Cobo finished in first place at the 2011 Vuelta, with Bradley Wiggins (left) in third and Chris Froome (right) in second

Chris Froome has officially been named winner of the 2011 Vuelta a Espana after Juan Jose Cobo was stripped of the title over doping irregularities.

It retrospectively makes him Britain’s first Grand Tour winner – Sir Bradley Wiggins had held the honour after his 2012 Tour de France victory.

Froome has now won seven Grand Tours, fourth equal on the all-time list.

He is not riding in the ongoing Tour de France after a serious crash at last month’s Criterium du Dauphine.

Froome’s haul of Grand Tour wins is now made up of four Tours de France, two Vueltas and a Giro d’Italia.

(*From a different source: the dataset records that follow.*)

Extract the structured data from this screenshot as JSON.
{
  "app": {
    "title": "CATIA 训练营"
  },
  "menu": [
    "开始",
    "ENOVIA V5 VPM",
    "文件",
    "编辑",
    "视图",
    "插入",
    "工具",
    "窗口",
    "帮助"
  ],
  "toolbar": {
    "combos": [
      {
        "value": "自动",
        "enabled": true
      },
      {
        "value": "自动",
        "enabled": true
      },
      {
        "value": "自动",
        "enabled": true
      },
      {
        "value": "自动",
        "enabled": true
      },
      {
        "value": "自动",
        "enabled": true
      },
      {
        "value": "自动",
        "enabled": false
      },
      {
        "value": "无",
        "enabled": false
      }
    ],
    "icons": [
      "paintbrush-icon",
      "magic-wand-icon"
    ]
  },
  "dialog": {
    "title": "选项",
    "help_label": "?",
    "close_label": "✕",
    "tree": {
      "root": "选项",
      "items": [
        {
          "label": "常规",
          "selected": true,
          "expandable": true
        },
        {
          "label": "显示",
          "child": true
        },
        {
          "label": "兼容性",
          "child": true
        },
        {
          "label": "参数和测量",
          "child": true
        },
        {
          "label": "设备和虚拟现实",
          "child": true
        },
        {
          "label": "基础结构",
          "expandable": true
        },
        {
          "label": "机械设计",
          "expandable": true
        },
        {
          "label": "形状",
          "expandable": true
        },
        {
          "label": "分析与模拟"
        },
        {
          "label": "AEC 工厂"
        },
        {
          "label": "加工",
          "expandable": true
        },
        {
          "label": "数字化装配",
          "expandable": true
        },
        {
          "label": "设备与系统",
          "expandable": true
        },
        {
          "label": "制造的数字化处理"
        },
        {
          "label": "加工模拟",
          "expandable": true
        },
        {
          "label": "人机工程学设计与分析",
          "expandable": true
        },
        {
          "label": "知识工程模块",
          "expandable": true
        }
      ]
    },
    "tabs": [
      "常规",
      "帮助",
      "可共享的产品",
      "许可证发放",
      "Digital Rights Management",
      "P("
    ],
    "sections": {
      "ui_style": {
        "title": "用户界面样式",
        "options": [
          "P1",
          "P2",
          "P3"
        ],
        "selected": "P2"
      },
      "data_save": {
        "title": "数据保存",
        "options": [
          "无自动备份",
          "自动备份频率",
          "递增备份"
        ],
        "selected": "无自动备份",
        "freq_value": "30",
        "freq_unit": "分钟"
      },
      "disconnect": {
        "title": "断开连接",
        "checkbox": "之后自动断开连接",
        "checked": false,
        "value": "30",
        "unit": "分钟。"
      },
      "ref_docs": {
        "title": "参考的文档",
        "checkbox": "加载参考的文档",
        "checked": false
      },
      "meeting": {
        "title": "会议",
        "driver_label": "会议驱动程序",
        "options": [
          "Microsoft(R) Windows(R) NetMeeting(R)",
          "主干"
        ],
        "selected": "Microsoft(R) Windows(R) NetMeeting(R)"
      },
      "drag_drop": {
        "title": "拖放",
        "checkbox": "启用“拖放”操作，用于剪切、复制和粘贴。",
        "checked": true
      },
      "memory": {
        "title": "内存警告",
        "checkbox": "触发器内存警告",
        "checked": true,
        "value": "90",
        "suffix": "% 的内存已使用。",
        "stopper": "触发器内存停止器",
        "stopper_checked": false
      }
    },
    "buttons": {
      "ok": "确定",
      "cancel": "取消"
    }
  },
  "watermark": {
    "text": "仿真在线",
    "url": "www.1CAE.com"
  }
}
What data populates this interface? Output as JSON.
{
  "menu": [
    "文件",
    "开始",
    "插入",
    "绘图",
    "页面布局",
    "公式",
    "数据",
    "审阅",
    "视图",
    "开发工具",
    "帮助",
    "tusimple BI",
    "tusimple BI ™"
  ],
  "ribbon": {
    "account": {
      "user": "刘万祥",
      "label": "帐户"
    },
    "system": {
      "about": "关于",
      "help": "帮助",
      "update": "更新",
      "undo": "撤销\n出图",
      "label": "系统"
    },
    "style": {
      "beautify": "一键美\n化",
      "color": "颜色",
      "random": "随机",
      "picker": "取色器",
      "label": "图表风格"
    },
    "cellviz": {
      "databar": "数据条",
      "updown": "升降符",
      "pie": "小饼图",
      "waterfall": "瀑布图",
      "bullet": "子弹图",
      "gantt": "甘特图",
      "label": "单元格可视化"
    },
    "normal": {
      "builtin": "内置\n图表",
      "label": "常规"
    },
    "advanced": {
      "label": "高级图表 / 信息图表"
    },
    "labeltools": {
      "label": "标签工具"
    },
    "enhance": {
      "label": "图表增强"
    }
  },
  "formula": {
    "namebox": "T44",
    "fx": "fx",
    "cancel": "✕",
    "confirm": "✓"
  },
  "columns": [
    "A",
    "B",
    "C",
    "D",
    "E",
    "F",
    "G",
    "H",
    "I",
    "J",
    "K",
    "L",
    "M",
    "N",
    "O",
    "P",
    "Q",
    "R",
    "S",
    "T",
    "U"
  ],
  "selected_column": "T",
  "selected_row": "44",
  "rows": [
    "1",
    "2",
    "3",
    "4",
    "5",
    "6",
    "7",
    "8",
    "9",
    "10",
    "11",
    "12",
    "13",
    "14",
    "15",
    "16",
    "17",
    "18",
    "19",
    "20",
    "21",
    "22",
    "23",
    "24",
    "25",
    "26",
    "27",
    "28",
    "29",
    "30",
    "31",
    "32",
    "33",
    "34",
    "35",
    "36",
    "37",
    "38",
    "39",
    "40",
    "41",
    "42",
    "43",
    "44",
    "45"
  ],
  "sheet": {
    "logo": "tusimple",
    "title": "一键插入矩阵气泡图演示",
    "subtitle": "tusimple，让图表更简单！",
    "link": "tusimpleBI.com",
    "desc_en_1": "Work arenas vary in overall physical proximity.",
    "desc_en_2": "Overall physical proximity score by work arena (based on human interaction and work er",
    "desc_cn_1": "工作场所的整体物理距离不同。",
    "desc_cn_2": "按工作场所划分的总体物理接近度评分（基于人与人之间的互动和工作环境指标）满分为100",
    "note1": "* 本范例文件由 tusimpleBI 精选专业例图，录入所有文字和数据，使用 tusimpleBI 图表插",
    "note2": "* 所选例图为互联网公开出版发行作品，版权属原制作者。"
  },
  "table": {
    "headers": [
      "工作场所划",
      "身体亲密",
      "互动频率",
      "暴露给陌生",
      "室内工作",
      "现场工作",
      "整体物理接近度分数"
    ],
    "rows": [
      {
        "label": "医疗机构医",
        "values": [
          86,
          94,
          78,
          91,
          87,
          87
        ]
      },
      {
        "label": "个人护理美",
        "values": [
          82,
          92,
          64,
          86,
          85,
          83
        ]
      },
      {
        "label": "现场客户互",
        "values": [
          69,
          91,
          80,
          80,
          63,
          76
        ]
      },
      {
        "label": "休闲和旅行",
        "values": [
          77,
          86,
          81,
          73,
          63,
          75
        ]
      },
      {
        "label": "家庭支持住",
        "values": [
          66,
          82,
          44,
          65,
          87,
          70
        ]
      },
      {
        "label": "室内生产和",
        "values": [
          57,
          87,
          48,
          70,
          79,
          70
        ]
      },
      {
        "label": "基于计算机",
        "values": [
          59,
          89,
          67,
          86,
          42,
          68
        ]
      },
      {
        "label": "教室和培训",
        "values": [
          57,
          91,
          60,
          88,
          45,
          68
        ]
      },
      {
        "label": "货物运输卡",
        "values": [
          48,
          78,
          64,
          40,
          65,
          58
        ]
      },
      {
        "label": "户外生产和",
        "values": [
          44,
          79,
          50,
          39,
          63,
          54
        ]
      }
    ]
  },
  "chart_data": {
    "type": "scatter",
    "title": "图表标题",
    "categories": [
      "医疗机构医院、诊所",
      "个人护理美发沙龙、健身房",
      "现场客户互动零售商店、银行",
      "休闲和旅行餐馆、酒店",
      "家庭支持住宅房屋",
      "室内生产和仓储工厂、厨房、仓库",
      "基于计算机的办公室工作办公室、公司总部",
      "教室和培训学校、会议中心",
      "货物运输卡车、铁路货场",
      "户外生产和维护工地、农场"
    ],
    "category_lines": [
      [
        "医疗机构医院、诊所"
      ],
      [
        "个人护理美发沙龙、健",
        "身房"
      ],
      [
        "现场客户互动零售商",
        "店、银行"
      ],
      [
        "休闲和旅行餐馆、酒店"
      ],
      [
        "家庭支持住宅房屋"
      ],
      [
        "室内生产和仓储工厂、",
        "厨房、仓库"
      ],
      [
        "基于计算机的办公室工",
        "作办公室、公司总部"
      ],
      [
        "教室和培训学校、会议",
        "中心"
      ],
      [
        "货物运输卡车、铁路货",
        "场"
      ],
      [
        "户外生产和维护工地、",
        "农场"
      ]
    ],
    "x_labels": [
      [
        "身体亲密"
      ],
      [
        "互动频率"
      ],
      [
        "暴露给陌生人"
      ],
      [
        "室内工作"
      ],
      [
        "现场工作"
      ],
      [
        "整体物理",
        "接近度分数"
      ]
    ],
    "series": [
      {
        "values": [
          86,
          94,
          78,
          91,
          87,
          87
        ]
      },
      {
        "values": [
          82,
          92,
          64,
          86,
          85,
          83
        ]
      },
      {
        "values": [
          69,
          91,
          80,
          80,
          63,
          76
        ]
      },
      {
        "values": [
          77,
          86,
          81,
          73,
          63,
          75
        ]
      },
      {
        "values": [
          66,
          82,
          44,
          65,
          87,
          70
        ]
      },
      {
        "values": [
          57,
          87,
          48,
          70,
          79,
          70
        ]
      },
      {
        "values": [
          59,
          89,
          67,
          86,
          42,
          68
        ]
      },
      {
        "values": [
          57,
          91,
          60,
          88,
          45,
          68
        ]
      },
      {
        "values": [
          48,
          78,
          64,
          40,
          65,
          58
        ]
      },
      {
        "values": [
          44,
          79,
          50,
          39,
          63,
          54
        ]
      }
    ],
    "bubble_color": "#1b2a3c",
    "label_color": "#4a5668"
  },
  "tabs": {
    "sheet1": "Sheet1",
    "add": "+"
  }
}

He is alongside Italy’s Fausto Coppi and Spaniards Alberto Contador and Miguel Indurain as a seven-time Grand Tour winner.

Belgium’s Eddy Merckx leads the way with 11, one ahead of France’s Bernard Hinault, while fellow Frenchman Jacques Anquetil has eight.

Governing body the Union Cycliste Internationale (UCI) said abnormalities were found in Spanish rider Cobo’s biological passport from 2009-2011.

They imposed a three-year period of ineligibility on the 38-year-old retired rider and Cobo has not appealed in the 30 days since the decision, meaning Froome has now been awarded the title.

Fellow Briton Wiggins has been promoted to second in the 2011 Vuelta, with Bauke Mollema of the Netherlands third.

The Vuelta a Espana is one of the three Grand Tours – the three-week stage races considered to be cycling’s crown jewels – along with the Tour de France and Giro d’Italia.